Naquela cerimônia, era João Carlos de Oliveira, o João do Pulo, quem levava a bandeira brasileira — honra que já havia tido quatro anos antes, em Montreal. Ele carregava também a esperança de medalhas numa prova em que Adhemar Ferreira da Silva se tornou referência ao ganhar o bicampeonato olímpico, em Helsinque-1952 e Melbourne-1956. Depois, foi a vez de Nelson Prudêncio. Na Cidade do México-1968, ele ficou com a prata quando o soviético Viktor Saneyev bateu o recorde mundial do salto triplo. Em Munique-1972, Prudêncio subiu mais uma vez ao pódio, dessa vez para receber o bronze.

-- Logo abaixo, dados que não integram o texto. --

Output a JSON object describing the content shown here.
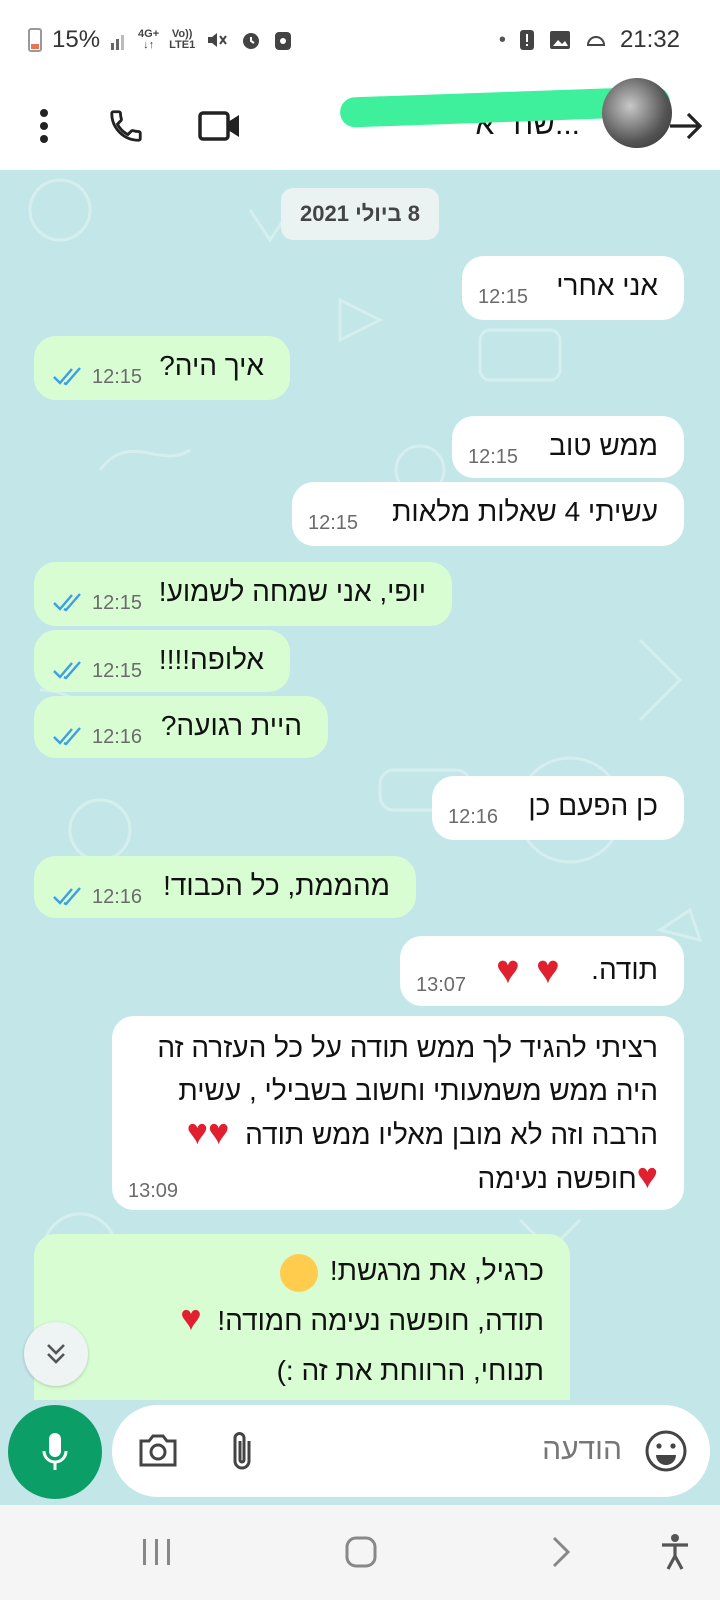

Nascido em Lins, no interior de São Paulo, João do Pulo chegou à sua primeira Olimpíada, em Montreal-1976, com chances de ouro. Cabo do Exército, ele vinha credenciado pelo título e recorde mundial júnior estabelecido três anos antes, abrindo os olhos do esporte para o seu talento, e pelo ouro no Pan-Americano da Cidade do México, um ano antes dos Jogos no Canadá, quando venceu também a prova do salto em distância.

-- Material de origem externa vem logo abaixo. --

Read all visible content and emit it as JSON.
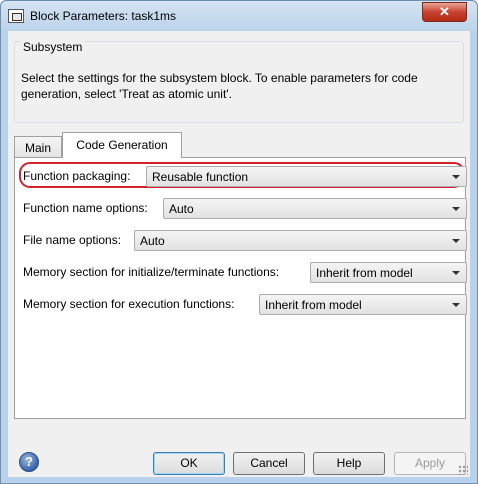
{
  "window": {
    "title": "Block Parameters: task1ms",
    "close_glyph": "✕"
  },
  "subsystem": {
    "title": "Subsystem",
    "description": "Select the settings for the subsystem block. To enable parameters for code generation, select 'Treat as atomic unit'."
  },
  "tabs": [
    {
      "label": "Main",
      "selected": false
    },
    {
      "label": "Code Generation",
      "selected": true
    }
  ],
  "fields": {
    "function_packaging": {
      "label": "Function packaging:",
      "value": "Reusable function"
    },
    "function_name_options": {
      "label": "Function name options:",
      "value": "Auto"
    },
    "file_name_options": {
      "label": "File name options:",
      "value": "Auto"
    },
    "memory_init": {
      "label": "Memory section for initialize/terminate functions:",
      "value": "Inherit from model"
    },
    "memory_exec": {
      "label": "Memory section for execution functions:",
      "value": "Inherit from model"
    }
  },
  "buttons": {
    "ok": "OK",
    "cancel": "Cancel",
    "help": "Help",
    "apply": "Apply"
  },
  "help_icon_glyph": "?",
  "colors": {
    "highlight_ring": "#d4202c",
    "close_button": "#c7432f"
  }
}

O nadador Djan Madruga em sua preparação para as Olimpíadas de Moscou - Otávio Magalhães




Ídolo nacional, João do Pulo era dono do recorde mundial do salto triplo, 17,89 m, a maior marca da prova de 1975 a 1985. O paulista, no entanto, não conseguiu repetir o feito no Canadá. Com 17,29 m, ficou atrás do tricampeão olímpico Viktor Saneyev, o mesmo que batera Nelson Prudêncio quatro anos antes. O americano James Butts terminou na segunda posição. No salto em distância, João ficou fora do pódio (em quarto).

Antes da Olimpíada seguinte, João do Pulo conquistaria o título mundial de salto triplo duas vezes — e, em 1981, conseguiria seu terceiro título. No entanto, mais uma vez, não realizaria o sonho do ouro olímpico. Foi bronze novamente, com 17, 22 m. Dessa vez, Viktor Saneyev foi prata (17,24 m)e outro soviético, Jaak Uudmäe, conquistou o ouro (17,35 m).

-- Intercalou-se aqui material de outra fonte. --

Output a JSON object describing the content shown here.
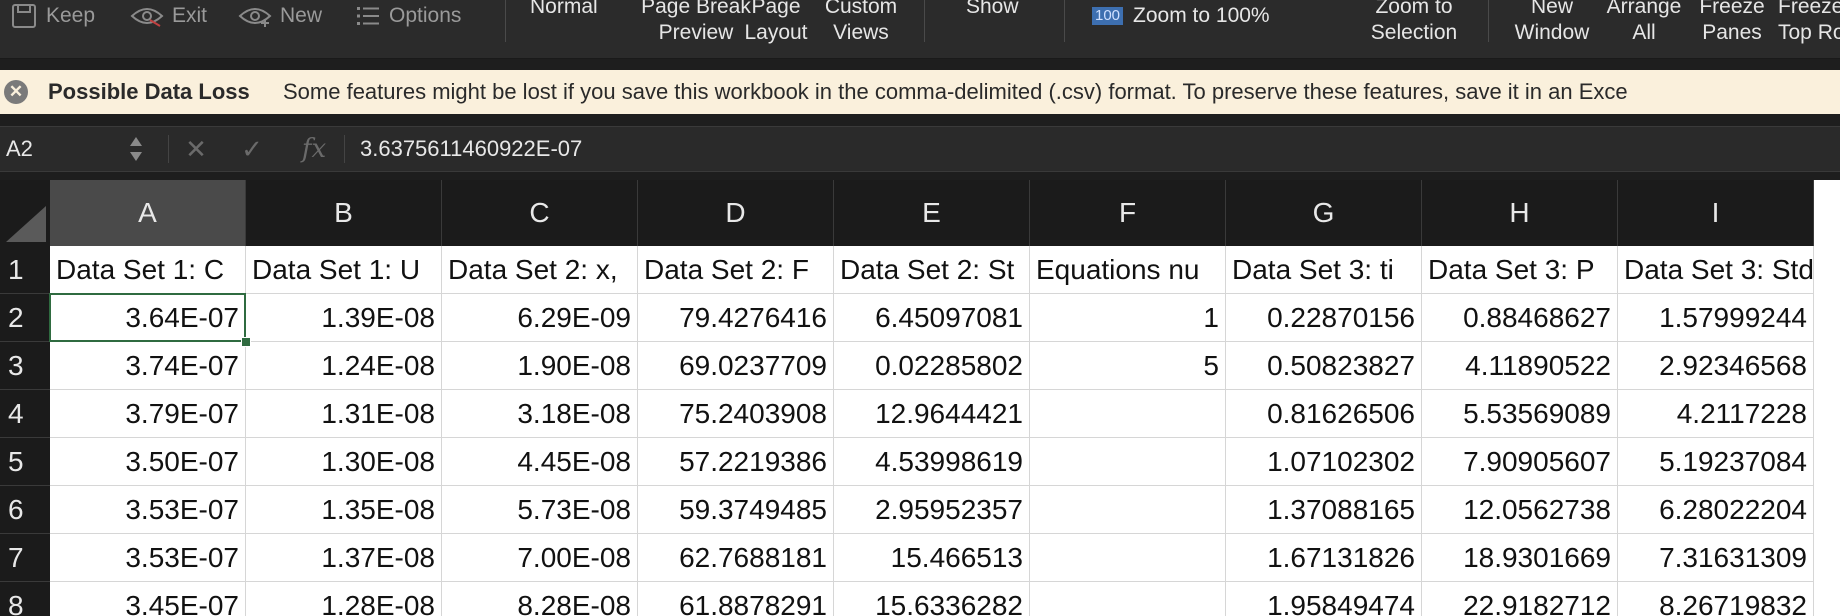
{
  "ribbon": {
    "keep_label": "Keep",
    "exit_label": "Exit",
    "new_label": "New",
    "options_label": "Options",
    "normal_label": "Normal",
    "page_break_label": "Page Break\nPreview",
    "page_layout_label": "Page\nLayout",
    "custom_views_label": "Custom\nViews",
    "show_label": "Show",
    "zoom_icon_text": "100",
    "zoom100_label": "Zoom to 100%",
    "zoom_selection_label": "Zoom to\nSelection",
    "new_window_label": "New\nWindow",
    "arrange_all_label": "Arrange\nAll",
    "freeze_panes_label": "Freeze\nPanes",
    "freeze_top_label": "Freeze\nTop Ro"
  },
  "message_bar": {
    "title": "Possible Data Loss",
    "text": "Some features might be lost if you save this workbook in the comma-delimited (.csv) format. To preserve these features, save it in an Exce"
  },
  "formula_bar": {
    "name_box": "A2",
    "value": "3.6375611460922E-07"
  },
  "sheet": {
    "columns": [
      "A",
      "B",
      "C",
      "D",
      "E",
      "F",
      "G",
      "H",
      "I"
    ],
    "selected_column": "A",
    "rows": [
      {
        "num": "1",
        "cells": [
          "Data Set 1: C",
          "Data Set 1: U",
          "Data Set 2: x,",
          "Data Set 2: F",
          "Data Set 2: St",
          "Equations nu",
          "Data Set 3: ti",
          "Data Set 3: P",
          "Data Set 3: Std"
        ]
      },
      {
        "num": "2",
        "cells": [
          "3.64E-07",
          "1.39E-08",
          "6.29E-09",
          "79.4276416",
          "6.45097081",
          "1",
          "0.22870156",
          "0.88468627",
          "1.57999244"
        ]
      },
      {
        "num": "3",
        "cells": [
          "3.74E-07",
          "1.24E-08",
          "1.90E-08",
          "69.0237709",
          "0.02285802",
          "5",
          "0.50823827",
          "4.11890522",
          "2.92346568"
        ]
      },
      {
        "num": "4",
        "cells": [
          "3.79E-07",
          "1.31E-08",
          "3.18E-08",
          "75.2403908",
          "12.9644421",
          "",
          "0.81626506",
          "5.53569089",
          "4.2117228"
        ]
      },
      {
        "num": "5",
        "cells": [
          "3.50E-07",
          "1.30E-08",
          "4.45E-08",
          "57.2219386",
          "4.53998619",
          "",
          "1.07102302",
          "7.90905607",
          "5.19237084"
        ]
      },
      {
        "num": "6",
        "cells": [
          "3.53E-07",
          "1.35E-08",
          "5.73E-08",
          "59.3749485",
          "2.95952357",
          "",
          "1.37088165",
          "12.0562738",
          "6.28022204"
        ]
      },
      {
        "num": "7",
        "cells": [
          "3.53E-07",
          "1.37E-08",
          "7.00E-08",
          "62.7688181",
          "15.466513",
          "",
          "1.67131826",
          "18.9301669",
          "7.31631309"
        ]
      },
      {
        "num": "8",
        "cells": [
          "3.45E-07",
          "1.28E-08",
          "8.28E-08",
          "61.8878291",
          "15.6336282",
          "",
          "1.95849474",
          "22.9182712",
          "8.26719832"
        ]
      }
    ]
  }
}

O resultado carregaria para sempre a sombra da trapaça. João teve nove saltos invalidados por pisar na linha — um deles daria o tão sonhado ouro a ele. Suspeitava-se que os juízes soviéticos teriam agido deliberadamente em favor de Saneyev e de Uudmäe. Em 2000, o jornal australiano “The Sydney Morning Herald” fez uma grande reportagem demonstrando que os saltos anulados do brasileiro teriam feito parte de uma “operação soviética” para dar o tetracampeonato olímpico a Saneyev. No entanto, nada foi provado.


Em dezembro de 1981, aos 27 anos, João do Pulo chocou o país ao sofrer um grave acidente automobilístico, que o obrigou a ficar internado por quase um ano e ter a perna direita amputada. Ele chegou a ser eleito duas vezes deputado federal por São Paulo. Morreu aos 45 anos, em 1999, com cirrose hepática e infecção generalizada.